There’s a lot of well-meaning material in the two Problem episodes critics were given to review. Stewart’s interview with McDonough feels more probing than we often get from straight newspeople who have to worry about future access, even if his questions ultimately hit a bureaucratic brick wall. (Stewart then patronizingly tells McDonough that he believes his concerns for the troops are sincere, prompting the secretary to retort, “The beauty is, I don’t give a shit [what you believe].”) But none of it quite comes together, especially compared to the work done in this area while Stewart’s been absent.

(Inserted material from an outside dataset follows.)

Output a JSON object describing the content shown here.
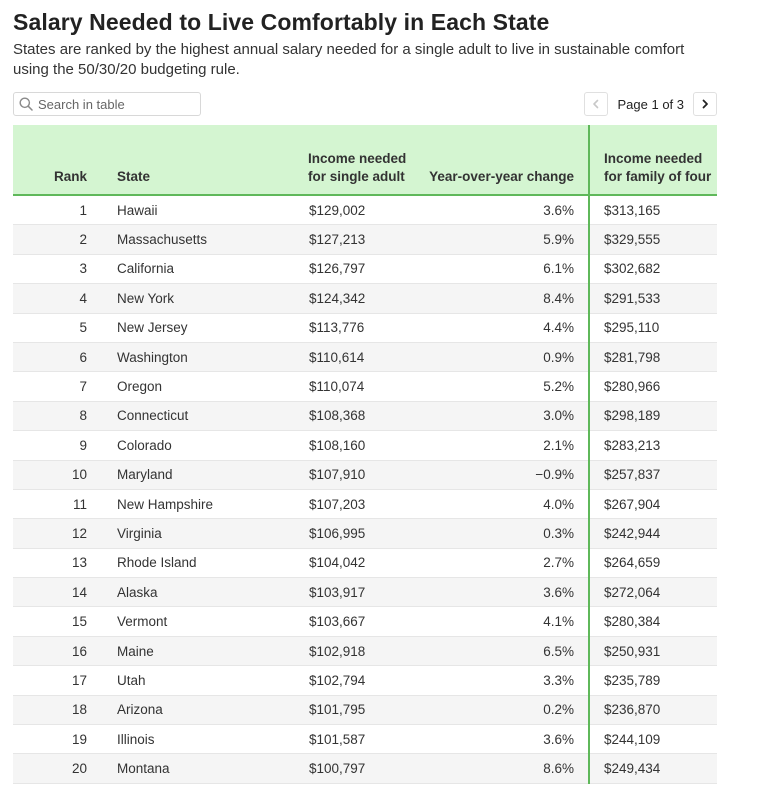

Stewart is fond of joking about how much time has passed not only with regard to his appearance but in terms of how people consume TV. At the end of the premiere, he thanks the audience for watching, then acknowledges that few people will actually watch the show on Apple TV+ versus those who look at aggregated clips online. With its more serious tone and long-planned, single-topic focus, The Problem feels like Stewart’s attempt to evolve what he used to do for a new era. He just hasn’t figured out how to do it yet, and may be too entrenched in his old approach to succeed for anyone beyond the most die-hard Daily Show With Jon Stewart fans.

The premiere of The Problem With Jon Stewart is available now on Apple TV+, with new episodes releasing every other week.